I am sitting at my desk crying right now.
Blogging is such an important part of my life, but I can't even look at the new Blogger interface without it physically hurting.
Even writing this stupid post hurts. It hurts my eyes and my
head and I don't know what to do. I feel so lost and upset and angry. Do
you know that Google did not even email us to warn that this would
happen this week? You can't sign up for Blogger without an email
address. They could have told me in advance. They didn't bother. And now
my head hurts and I don't know what to do to fix all this.
I've spent most of the day looking for Blogger alternatives. Many of them aren't easy to migrate to. Not all of them support Disqus. Most of them charge real world money for things Blogger offered for free -- like the ability to use the custom domain that I own. Most of them are apparently deeply insecure to hacking and DOS attacks.
Even WordPress, I think. I can't be sure. I can't figure WordPress out, I can't work out how to change the template to anything even remotely resembling the one we have. The template I spent so much time on. That I love so dearly. That makes my site look like mine. Gods, I know it seems like such a stupid thing, like a truly classic "first world problem" of zero magnitude whatsoever, but this was my space and now it hurts me to be in it. I feel like I can't even breathe, that's how lost I feel right now.
I have searched high and low for a way to make my blog useable. I can't find a Stylish plugin that would fix all this. I can hardly find any that don't also change how the front page looks to me. It seems like no matter what I do, I've lost my blog, the way it looks and feels. Two years worth of work. Over a thousand posts. More wonderful comments than I can count. I survived a surgery with this blog. I don't know how I can do this. I don't know what I should do.
I have to walk away from this for the moment. I have to ... figure out how to fix this some how. But I feel so helpless at the moment.
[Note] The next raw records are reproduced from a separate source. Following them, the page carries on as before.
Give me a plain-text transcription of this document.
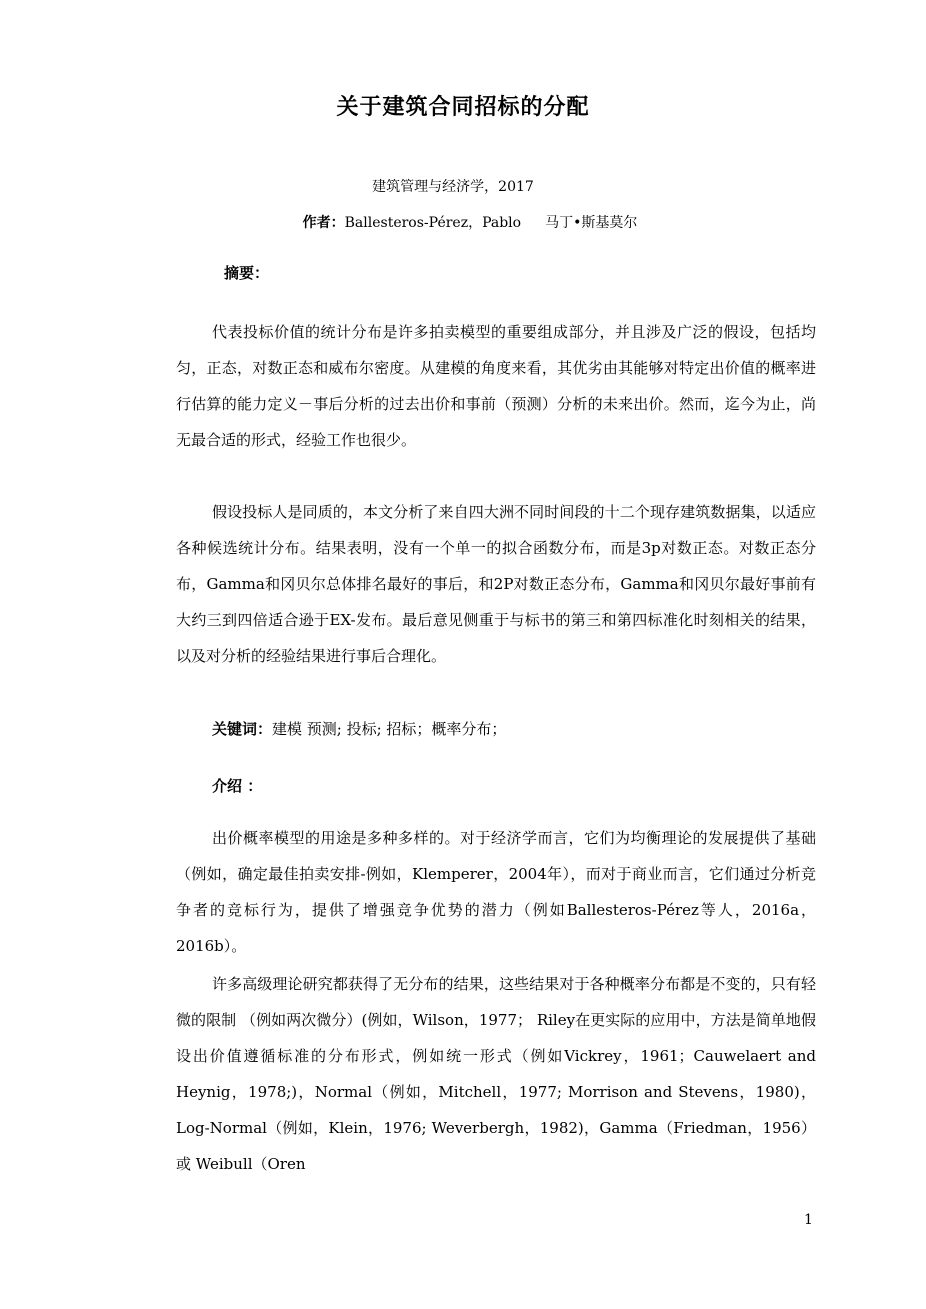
关于建筑合同招标的分配
建筑管理与经济学，2017
作者：Ballesteros-Pérez，Pablo 马丁•斯基莫尔
摘要：

代表投标价值的统计分布是许多拍卖模型的重要组成部分，并且涉及广泛的假设，包括均匀，正态，对数正态和威布尔密度。从建模的角度来看，其优劣由其能够对特定出价值的概率进行估算的能力定义－事后分析的过去出价和事前（预测）分析的未来出价。然而，迄今为止，尚无最合适的形式，经验工作也很少。

假设投标人是同质的，本文分析了来自四大洲不同时间段的十二个现存建筑数据集，以适应各种候选统计分布。结果表明，没有一个单一的拟合函数分布，而是3p对数正态。对数正态分布，Gamma和冈贝尔总体排名最好的事后，和2P对数正态分布，Gamma和冈贝尔最好事前有大约三到四倍适合逊于EX-发布。最后意见侧重于与标书的第三和第四标准化时刻相关的结果，以及对分析的经验结果进行事后合理化。

关键词：建模 预测; 投标; 招标；概率分布；
介绍 ：

出价概率模型的用途是多种多样的。对于经济学而言，它们为均衡理论的发展提供了基础（例如，确定最佳拍卖安排-例如，Klemperer，2004年），而对于商业而言，它们通过分析竞争者的竞标行为，提供了增强竞争优势的潜力（例如Ballesteros-Pérez等人，2016a，2016b）。

许多高级理论研究都获得了无分布的结果，这些结果对于各种概率分布都是不变的，只有轻微的限制 （例如两次微分）(例如，Wilson，1977； Riley在更实际的应用中，方法是简单地假设出价值遵循标准的分布形式，例如统一形式（例如Vickrey，1961；Cauwelaert and Heynig，1978;)，Normal（例如，Mitchell，1977; Morrison and Stevens，1980)，Log-Normal（例如，Klein，1976; Weverbergh，1982)，Gamma（Friedman，1956）或 Weibull（Oren

1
I'm so damn tired of living with a disability. Someone parked in my assigned medical parking today and I had to walk all the way from the non-medical lot. I was so hurt and sore when I got to my desk and all I could do this afternoon was cry because I am so fucking sick of this body I didn't ask for. I try not to be that way. I try not to think that way. I try to remind myself how lucky I am.
But I didn't want ... the last thing I needed today, was to have one more disability dropped onto me. Whether it's something wrong with my eyes or something wrong with my brain, I didn't need for my one truly safe space to turn around and hurt me.